The nice thing about this selection API is that it automatically applies across any compound charts; for example, here we can horizontally concatenate two charts, and since they both have the same selection they both respond appropriately:

interval = alt.selection_interval()

base = alt.Chart(cars).mark_point().encode(
    y='Horsepower',
    color=alt.condition(interval, 'Origin', alt.value('lightgray')),
    tooltip='Name'
).add_selection(
    interval
)

base.encode(x='Miles_per_Gallon') | base.encode(x='Acceleration')

We can do even more sophisticated things with selections as well.
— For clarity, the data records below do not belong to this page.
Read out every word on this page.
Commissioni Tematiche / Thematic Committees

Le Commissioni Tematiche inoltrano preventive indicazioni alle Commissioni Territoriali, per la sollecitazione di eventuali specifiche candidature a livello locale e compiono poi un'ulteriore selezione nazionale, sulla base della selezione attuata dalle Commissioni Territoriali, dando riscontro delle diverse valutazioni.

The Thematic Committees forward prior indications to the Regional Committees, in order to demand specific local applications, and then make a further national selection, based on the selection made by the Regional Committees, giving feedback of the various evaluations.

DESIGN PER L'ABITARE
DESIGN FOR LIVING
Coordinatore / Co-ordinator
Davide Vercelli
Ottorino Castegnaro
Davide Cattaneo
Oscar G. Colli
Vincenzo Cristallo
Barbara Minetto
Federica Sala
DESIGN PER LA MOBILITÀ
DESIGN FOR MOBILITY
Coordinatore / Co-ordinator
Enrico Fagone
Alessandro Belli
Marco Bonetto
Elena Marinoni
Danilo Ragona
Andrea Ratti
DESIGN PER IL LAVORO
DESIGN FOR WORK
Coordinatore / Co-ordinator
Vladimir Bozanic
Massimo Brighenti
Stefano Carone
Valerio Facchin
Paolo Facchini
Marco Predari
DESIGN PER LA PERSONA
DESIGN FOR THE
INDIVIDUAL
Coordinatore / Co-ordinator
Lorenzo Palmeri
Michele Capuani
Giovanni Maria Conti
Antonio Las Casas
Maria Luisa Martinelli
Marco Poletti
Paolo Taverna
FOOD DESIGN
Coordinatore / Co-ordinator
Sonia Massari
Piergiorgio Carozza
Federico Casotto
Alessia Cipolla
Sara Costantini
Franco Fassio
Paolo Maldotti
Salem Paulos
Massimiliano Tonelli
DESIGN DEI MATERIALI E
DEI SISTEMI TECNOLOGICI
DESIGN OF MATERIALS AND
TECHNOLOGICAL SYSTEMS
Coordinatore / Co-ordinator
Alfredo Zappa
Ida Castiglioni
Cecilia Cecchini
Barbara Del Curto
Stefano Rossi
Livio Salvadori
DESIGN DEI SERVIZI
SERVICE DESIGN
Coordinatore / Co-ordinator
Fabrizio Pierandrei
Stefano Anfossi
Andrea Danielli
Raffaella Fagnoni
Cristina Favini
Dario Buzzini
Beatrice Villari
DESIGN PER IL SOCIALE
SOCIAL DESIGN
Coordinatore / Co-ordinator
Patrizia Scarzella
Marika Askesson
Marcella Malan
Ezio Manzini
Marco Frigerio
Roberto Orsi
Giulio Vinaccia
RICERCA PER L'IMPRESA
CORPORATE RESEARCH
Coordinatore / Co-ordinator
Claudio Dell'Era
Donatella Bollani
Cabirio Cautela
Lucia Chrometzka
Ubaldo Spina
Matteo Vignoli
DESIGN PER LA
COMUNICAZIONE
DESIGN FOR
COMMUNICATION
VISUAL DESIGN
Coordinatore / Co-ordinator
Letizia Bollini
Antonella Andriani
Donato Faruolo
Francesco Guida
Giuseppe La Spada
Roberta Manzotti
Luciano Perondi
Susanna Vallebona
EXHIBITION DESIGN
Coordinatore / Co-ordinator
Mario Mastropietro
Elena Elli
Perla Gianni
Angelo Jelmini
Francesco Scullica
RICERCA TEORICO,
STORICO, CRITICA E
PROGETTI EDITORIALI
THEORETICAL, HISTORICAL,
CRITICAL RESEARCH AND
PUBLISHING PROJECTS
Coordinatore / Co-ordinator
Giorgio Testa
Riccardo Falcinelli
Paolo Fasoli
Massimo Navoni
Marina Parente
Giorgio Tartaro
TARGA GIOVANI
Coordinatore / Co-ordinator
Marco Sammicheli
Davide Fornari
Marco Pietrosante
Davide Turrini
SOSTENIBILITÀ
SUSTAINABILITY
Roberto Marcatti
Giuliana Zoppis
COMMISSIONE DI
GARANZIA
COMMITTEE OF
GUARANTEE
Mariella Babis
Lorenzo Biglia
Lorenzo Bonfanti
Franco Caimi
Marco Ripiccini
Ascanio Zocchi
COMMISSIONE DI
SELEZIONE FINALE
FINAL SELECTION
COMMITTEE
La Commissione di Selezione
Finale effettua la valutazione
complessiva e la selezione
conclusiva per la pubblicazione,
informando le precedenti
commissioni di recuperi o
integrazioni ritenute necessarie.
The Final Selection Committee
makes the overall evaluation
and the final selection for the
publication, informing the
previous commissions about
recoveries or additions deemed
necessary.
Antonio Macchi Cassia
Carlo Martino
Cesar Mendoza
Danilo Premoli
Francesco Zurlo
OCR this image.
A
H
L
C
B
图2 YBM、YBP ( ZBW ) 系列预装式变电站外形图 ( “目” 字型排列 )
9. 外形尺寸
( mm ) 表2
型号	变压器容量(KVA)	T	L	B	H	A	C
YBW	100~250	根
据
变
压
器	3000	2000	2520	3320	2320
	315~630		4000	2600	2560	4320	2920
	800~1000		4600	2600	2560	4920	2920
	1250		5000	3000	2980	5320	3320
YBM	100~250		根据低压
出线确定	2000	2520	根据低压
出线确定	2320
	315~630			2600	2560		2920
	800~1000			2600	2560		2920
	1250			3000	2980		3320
For example, let’s make a histogram of the number of cars by Origin, and stack it on our scatterplot:

interval = alt.selection_interval()

base = alt.Chart(cars).mark_point().encode(
    y='Horsepower',
    color=alt.condition(interval, 'Origin', alt.value('lightgray')),
    tooltip='Name'
).add_selection(
    interval
)

hist = alt.Chart(cars).mark_bar().encode(
    x='count()',
    y='Origin',
    color='Origin'
).properties(
    width=800,
    height=80
).transform_filter(
    interval
)

scatter = base.encode(x='Miles_per_Gallon') | base.encode(x='Acceleration')

scatter & hist

This demo has covered a number of the available components of Altair. In the following sections, we’ll look into each of these a bit more systematically.